ミードはこの作戦に自信が持てず、攻撃が失敗して黒人兵が必要もなく殺された場合に北部で政治的反動が起こると考え、バーンサイドには攻撃の先導に黒人部隊を用いないように命令した。バーンサイドはグラント将軍に抗議したが、グラントはミードの肩を持った。バーンサイドは師団指揮官達に籤を引かせて置き換える白人師団を選択した。ジェイムズ・H・レドリー准将の第1師団が選ばれたが、レドリーは部隊兵にこれから起こることの説明ができず、戦闘中に酔っぱらっていたとも伝えられ、隊列のかなり後方にいたので、十分な指揮も執れなかった(レドリーはこの戦闘中の行動で後に解任されることになった)。

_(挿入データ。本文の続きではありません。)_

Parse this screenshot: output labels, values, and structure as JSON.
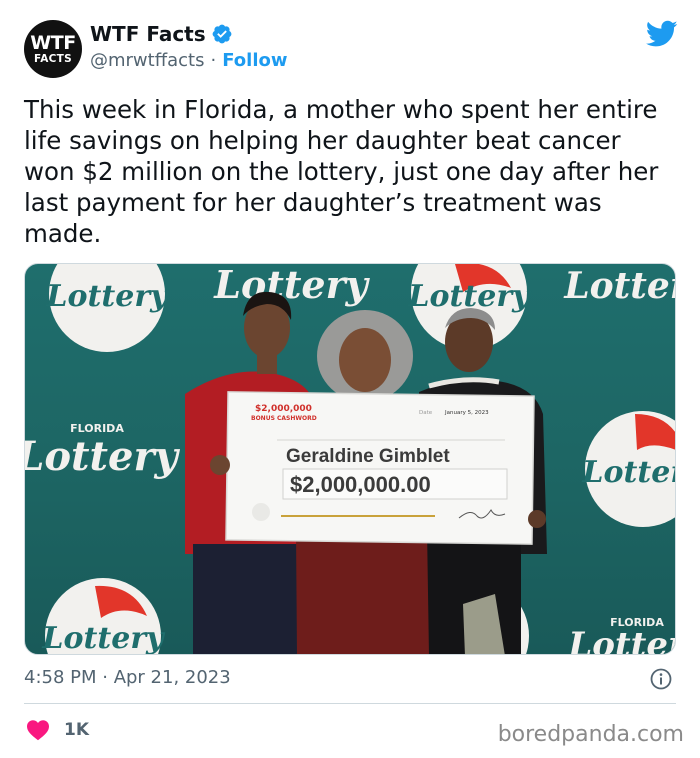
{
  "account": {
    "avatar_line1": "WTF",
    "avatar_line2": "FACTS",
    "display_name": "WTF Facts",
    "handle": "@mrwtffacts",
    "separator": "·",
    "follow_label": "Follow",
    "verified_icon": "verified-badge-icon",
    "platform_icon": "twitter-bird-icon"
  },
  "tweet": {
    "text": "This week in Florida, a mother who spent her entire life savings on helping her daughter beat cancer won $2 million on the lottery, just one day after her last payment for her daughter’s treatment was made.",
    "timestamp": "4:58 PM · Apr 21, 2023",
    "likes": "1K"
  },
  "media": {
    "check_header": "$2,000,000",
    "check_subheader": "BONUS CASHWORD",
    "check_date_label": "Date",
    "check_date": "January 5, 2023",
    "check_payee": "Geraldine Gimblet",
    "check_amount": "$2,000,000.00",
    "backdrop_brand": "Lottery",
    "backdrop_state": "FLORIDA"
  },
  "watermark": "boredpanda.com",
  "colors": {
    "accent_blue": "#1d9bf0",
    "like_pink": "#f91880",
    "muted_text": "#536471",
    "backdrop_teal": "#1f6e6d"
  }
}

レドリーの訓練されていない白人師団はクレーターの縁を回って移動する代わりに中に割って入った。彼等はクレーターが優れた射撃壕になり、遮蔽物にもなると考えたので、クレーターの中に降りていったために貴重な時間を失い、そのことでウィリアム・マホーン少将が反撃できるだけの兵士を集める余裕を与えてしまった。約1時間以内に南軍兵はクレーターの縁に結集し、ライフル銃と大砲の弾をクレーターの中に注いだ。マホーンは後にこれを「ターキーショット」(七面鳥を狙う射撃、とても簡単なことの譬え)と呼んだ。作戦は失敗したが、バーンサイドはその損失を少なくする代わりに、さらにフェレーロの師団を送り込んだ。この部隊もクレーターの中に入っていき、その後の数時間、マホーンの兵隊やブッシュロッド・ジョンソン少将の兵士および砲兵隊が、クレーターから逃げようとする第9軍団の兵士をなぶり殺しにした。幾つかの北軍部隊は前進してクレーターから土塁の右側面に回り込み南軍の前線を襲って数時間の白兵戦で南軍を後退させた。マホーンの南軍が北軍の入ってきた右側から約200ヤード (180 m)の窪んだ溝からの掃討を実行した。この突撃で土塁を取り戻し北軍を東方に追い返した。